Brad DeLong has a post on Paul Ryan’s hysterical reaction to QE3, which is worth reading just for this:“Honest money” is a Ron Paul dog whistle: the good productive workers, the bad exploitative usurers, the necessity of a hard-jim decicco depression to cleanse the monetary colon–you know the drill.But the Ron Paul link, in which he condemned fractional reserve banking, prodded me to ask a question I’ve been meaning to ask: How do the Austrians propose dealing with money market funds?I mean, it has always been a peculiarity of that school of thought that it praises markets and opposes government intervention — but that at the same time it demands that the government step in to prevent the free market from providing a certain kind of financial service.

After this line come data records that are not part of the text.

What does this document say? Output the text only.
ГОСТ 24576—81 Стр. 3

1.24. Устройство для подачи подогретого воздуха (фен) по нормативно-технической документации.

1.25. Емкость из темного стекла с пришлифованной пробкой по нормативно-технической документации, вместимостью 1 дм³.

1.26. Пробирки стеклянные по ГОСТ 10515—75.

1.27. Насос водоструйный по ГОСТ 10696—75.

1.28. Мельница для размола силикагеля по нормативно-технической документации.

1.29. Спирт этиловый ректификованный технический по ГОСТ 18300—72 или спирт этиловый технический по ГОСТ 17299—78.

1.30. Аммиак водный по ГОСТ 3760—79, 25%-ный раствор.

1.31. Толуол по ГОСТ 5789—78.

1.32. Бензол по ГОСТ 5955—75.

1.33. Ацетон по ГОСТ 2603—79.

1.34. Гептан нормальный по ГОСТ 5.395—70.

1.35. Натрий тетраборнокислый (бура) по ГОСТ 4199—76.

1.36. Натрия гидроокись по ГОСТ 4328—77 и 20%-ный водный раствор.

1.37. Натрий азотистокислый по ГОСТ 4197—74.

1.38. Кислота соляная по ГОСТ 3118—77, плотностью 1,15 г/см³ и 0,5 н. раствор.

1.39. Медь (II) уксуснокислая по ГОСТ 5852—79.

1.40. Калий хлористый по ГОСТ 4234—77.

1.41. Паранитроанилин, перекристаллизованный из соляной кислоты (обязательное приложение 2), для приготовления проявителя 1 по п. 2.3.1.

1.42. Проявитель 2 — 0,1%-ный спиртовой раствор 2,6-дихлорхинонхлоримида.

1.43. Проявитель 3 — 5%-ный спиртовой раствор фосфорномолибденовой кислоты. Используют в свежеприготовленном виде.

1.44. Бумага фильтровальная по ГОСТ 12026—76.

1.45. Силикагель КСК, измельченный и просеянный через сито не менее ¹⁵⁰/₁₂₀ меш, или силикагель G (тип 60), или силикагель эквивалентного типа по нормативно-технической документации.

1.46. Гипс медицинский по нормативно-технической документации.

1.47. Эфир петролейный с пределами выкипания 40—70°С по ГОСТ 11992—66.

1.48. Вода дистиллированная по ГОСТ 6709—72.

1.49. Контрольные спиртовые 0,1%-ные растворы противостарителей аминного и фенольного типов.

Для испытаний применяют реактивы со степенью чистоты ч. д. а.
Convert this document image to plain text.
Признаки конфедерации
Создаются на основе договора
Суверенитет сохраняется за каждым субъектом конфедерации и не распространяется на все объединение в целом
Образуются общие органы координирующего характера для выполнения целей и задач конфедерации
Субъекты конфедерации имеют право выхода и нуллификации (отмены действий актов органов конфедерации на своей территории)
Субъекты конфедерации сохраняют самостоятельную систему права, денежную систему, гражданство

As I understand it, the intellectual trick here is to convince oneself that fractional reserve banking, in which banks don’t keep 100 percent of deposits in a vault, is somehow an artificial creation of the government. This is historically wrong, but maybe the actual history of banking is deep enough in the past for that wrongness to get missed.But consider a more recent innovation: money market funds. Such funds are just a particular type of mutual fund — and surely the Austrians don’t want to ban financial intermediation (or do they?). Yet shares in a MMF are very clearly a form of money — you can even write checks on them — created out of thin air by financial institutions, with very few pieces of green paper behind them.So are such funds illegitimate? What about repo, which has many of the same features?One of the key lessons of the 2008 crisis was precisely that banks are defined by what they do, not by what they look like, and there are a whole range of financial arrangements that in economic terms act a lot like fractional reserve banking. So would a Ron Paul regulatory regime have teams of “honest money” inquisitors fanning across the landscape, chasing and closing down anyone illegitimately creating claims that might compete with gold and silver? How is this supposed to work?OK, I don’t expect a serious answer. But it’s scary that this has become the more or less official doctrine of the GOP.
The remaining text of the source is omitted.